Exploring Sharding for the Tezos Blockchain

Tutors: Mathias Bourgoin, Julien Tesson

Tezos is a blockchain developed with a focus on governance and security. To this end, Nomadic Labs contributes to an implementation of the Tezos blockchain written in OCaml, a strongly typed functional language. In addition, Nomadic Labs applies formal verification and testing.

Blockchains are decentralized ledgers managed using a distributed peer-to-peer network. Different entities can interact with/within this network: nodes that share a replicated state of the ledger, validators that handle the validity of operations and aggregate them into blocks, etc.

In classic blockchains, each node has to validate each newly received block, validating each operation applied on the chain ledger state and if necessary running each smart contract calls it may contain.

Depending on the popularity of the blockchain, it might mean long and costly computations that may be inducing a smaller operation throughput and higher fees.

A popular solution to this performance issue is to distribute computations between peers. This is commonly known as sharding in the blockchain ecosystem. Multiple kinds of sharding exist.1 They depend on what is distributed (e.g. storage vs. computation) and the way of implementing it. Sharding is still a cutting-edge exploratory field mixing several aspects of computer science including distributed systems and consensus algorithms in adversarial systems.

Goals

The goal of this internship is to experiment with the sharding on Tezos. In sharding, the blockchain is split into shards. Here, we will consider each shard as a sub network of the whole Tezos network.

A first step will be to distribute validation, keeping the shared replicated context between shards. In this implementation, block producers (that are called bakers in Tezos) will create blocks divided in domains, each domain being associated with a chunk of operations in the block. In this step, shard nodes will only validate the operations associated with their respective domains, ignoring/trusting other block parts.

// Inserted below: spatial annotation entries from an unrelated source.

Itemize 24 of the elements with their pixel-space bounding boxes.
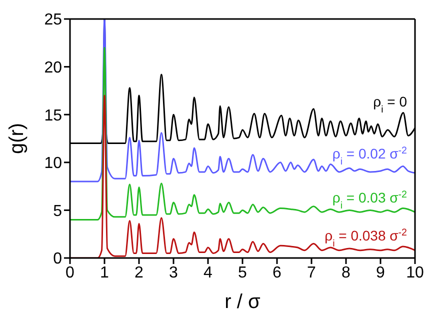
- x-tick-label: 2: [134, 264, 144, 282]
- x-tick-label: 4: [204, 264, 213, 282]
- series-label: ρ$_{i}$ = 0.02 σ$^{-2}$: [332, 144, 407, 167]
- x-tick-label: 8: [342, 264, 351, 282]
- series-label: ρ$_{i}$ = 0: [373, 94, 408, 116]
- y-axis-title: g(r): [6, 122, 28, 154]
- x-tick-label: 9: [376, 264, 386, 282]
- y-tick-label: 5: [53, 202, 62, 220]
- y-tick-label: 0: [53, 250, 62, 268]
- x-tick-label: 7: [307, 264, 316, 282]
- x-tick-label: 0: [66, 264, 75, 282]
- x-axis-title: r / σ: [224, 291, 261, 313]
- x-tick-label: 1: [100, 264, 110, 282]
- x-tick-label: 3: [169, 264, 178, 282]
- line-series: [70, 46, 415, 221]
- x-tick-label: 6: [272, 264, 282, 282]
- y-tick-label: 20: [44, 59, 62, 76]
- x-tick-label: 5: [238, 264, 248, 282]
- y-tick-label: 25: [44, 12, 62, 29]
- series-label: ρ$_{i}$ = 0.038 σ$^{-2}$: [324, 227, 407, 250]
- y-tick-label: 15: [44, 107, 62, 124]
- x-tick-label: 10: [406, 264, 424, 282]
- series-label: ρ$_{i}$ = 0.03 σ$^{-2}$: [332, 188, 407, 211]
- y-tick-label: 10: [44, 155, 62, 172]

A second step will be focused on the distribution of the context (the shared state of the ledger) by domains. This will lead to synchronization issues between shards in case of inter-domains operations.

A final step might imply exploring the solving of consensus issues where, in realistic systems, each shard cannot blindly trust other shards.

Requirements

You should already be familiar with OCaml. Knowledge of distributed systems would be a plus.

Internship Context

You will work at the Nomadic Labs' offices in Paris or Grenoble.

Participating in a large scale open-source project you will have to rapidly learn to use collaborative tools (Git, merge request, issues, gitlab, continuous integration, documentation) and to communicate about your work. The final results might be presented at an international conference or workshop.

You will have a designated advisor at Nomadic Labs and will have to work independently and to propose thoroughly-considered solutions to the different problems you will have to solve. You will be encouraged to seek advice from members of the team.

Intellectual Property

All material produced (essays, documentation, code, etc.) will be released under an open source license (e.g. MIT or CC).